There are three different topics that have not, I think, been sufficiently distinguished in this thread, resulting in some of my confusion over your meaning. They are:

1. Is Tolkien's use of archaic style to the advantage or detriment of The Lord of the Rings?

2. Given an answer to 1, how does the style achieve this effect?

3. What was Tolkien's motivation or intent in using that style?

You have been trying to answer 2, given the assumption that Tolkien's writing is poor in places. The question I had been focused on was 1.

Quote:
As to your point that standards change, well, yes, they do.
Hmm . . . did I make that point? As a matter of fact, I think that standards ought not to change; or that if there is an objective standard for good literature it does not change.

Quote:
Again, my point is not that I think the use of archaic language is wrong-minded, but that when it is emphasised as Tolkien uses it, it works counter to a significant meaning.
Is this then the crux of your problem with Tolkien's style? It sounds like a more intriguing idea than the simple charge that the writing is poor (though I suspect that I still disagree with it). Does it involve your hypothesis that Tolkien could not envision heroism in a modern context? If so, I think that rather the opposite conclusion can be drawn about his style. But I don't want to launch into another argument against a view no one holds.

Regarding the grammatical question: I completely agree with the material you quoted from Quirk and Greenbaum. A sentence like:

Since leaving her, life has seemed empty.

is incorrect based on a simple analysis of its functional/logical structure (assuming that the intended meaning was not that "life left her" but that "I [or someone else] left her". The same goes for:

Reading the evening paper, a dog started barking.

That is, again, unless the intent is that a dog was reading the paper.
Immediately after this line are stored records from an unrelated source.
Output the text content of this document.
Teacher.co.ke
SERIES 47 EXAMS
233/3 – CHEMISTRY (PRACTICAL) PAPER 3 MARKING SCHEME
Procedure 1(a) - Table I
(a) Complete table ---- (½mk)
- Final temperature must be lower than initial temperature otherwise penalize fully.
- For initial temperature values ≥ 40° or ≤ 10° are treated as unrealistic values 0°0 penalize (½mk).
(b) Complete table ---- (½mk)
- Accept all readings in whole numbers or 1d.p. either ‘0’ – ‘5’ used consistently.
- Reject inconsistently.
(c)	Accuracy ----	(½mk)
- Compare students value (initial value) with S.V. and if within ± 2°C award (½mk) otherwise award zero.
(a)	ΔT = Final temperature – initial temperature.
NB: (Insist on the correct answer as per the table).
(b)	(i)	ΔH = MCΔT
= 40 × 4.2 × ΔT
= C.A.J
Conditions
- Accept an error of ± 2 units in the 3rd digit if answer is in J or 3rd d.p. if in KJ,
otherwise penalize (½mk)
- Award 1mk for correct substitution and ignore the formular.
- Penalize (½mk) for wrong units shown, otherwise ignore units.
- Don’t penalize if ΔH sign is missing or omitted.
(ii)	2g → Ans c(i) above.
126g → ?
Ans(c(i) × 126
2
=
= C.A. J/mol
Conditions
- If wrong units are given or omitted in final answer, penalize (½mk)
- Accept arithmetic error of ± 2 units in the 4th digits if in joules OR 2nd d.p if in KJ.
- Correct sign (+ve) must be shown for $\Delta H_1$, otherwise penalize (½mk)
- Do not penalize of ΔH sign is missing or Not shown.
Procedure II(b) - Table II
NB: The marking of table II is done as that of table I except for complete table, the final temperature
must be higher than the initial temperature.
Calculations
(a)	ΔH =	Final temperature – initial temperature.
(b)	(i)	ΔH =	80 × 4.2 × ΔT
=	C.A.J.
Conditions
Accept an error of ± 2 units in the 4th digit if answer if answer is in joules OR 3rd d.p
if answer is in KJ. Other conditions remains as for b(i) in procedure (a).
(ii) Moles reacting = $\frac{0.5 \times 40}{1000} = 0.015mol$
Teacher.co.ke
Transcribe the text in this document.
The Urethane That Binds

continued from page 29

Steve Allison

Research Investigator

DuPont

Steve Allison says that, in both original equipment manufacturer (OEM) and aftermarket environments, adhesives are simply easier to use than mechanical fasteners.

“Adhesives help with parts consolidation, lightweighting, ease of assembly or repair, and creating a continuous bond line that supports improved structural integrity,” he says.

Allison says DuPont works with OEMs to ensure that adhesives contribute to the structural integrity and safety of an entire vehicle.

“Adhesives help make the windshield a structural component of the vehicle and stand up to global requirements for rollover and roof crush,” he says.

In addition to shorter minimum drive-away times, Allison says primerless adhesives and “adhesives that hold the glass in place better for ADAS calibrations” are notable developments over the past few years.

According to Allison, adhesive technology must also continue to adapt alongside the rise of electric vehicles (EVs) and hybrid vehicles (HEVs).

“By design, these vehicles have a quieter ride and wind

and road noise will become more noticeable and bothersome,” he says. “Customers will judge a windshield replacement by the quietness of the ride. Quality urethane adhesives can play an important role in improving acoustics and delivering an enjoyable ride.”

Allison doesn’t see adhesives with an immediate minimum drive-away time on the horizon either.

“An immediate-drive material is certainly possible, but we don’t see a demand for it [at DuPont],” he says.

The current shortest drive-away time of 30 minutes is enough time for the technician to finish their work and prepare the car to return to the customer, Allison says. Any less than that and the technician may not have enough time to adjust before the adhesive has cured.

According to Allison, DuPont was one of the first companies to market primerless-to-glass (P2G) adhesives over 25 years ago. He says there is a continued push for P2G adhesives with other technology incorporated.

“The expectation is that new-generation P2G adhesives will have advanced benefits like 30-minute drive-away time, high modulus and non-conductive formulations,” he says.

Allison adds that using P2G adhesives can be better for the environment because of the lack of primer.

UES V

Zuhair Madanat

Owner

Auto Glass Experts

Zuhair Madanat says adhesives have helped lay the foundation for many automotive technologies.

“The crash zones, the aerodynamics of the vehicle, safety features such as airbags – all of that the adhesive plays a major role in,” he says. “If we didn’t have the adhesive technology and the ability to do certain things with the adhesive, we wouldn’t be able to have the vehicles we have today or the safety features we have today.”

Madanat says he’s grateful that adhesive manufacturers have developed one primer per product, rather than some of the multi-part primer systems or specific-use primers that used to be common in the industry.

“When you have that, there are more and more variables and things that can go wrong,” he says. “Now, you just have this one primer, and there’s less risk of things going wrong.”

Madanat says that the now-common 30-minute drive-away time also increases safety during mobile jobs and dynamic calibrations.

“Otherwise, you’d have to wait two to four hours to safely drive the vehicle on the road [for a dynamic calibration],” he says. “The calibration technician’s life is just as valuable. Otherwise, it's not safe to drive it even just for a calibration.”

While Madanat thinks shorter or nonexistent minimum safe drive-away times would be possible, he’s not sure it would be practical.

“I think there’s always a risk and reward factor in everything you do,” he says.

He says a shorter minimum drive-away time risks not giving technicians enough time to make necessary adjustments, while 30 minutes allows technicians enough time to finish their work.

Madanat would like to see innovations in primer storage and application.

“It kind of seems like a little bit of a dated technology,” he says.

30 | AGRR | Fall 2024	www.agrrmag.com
The problem with these is that the participle has no subject and is thus not logically related to the main verb (and it is also not in an absolute construction). In other words, it is subordinated to nothing.

But Tolkien's sentence is quite different:

Borne upon the wind, they heard the howling of wolves.

The subject of "borne" is expressed. It is "the howling of wolves". The grammatical structure of the sentence is this: "heard" is the main verb; "they" is its subject; "the howling of wolves" is its object; "borne upon the wind" is adjectival, modifying "howling of wolves".

The only possible problem with the sentence is that "Borne upon the wind" is not placed next to "the howling of wolves". In some cases, this could lead to confusion, if it is not obvious to what noun the participle is subordinate. But I certainly can't see how it is logically/grammatically incorrect.

Lyta Underhill: I agree with what you say about the purpose of the stylistic changes. As the somewhat modern Hobbits enter and learn about the world of the Elves and the ancient kingdoms of the Dunedain, the change in style matches the change in content.

The same thing happens in The Hobbit and I believe its use there is discussed by Tom Shippey in the Author of the Century.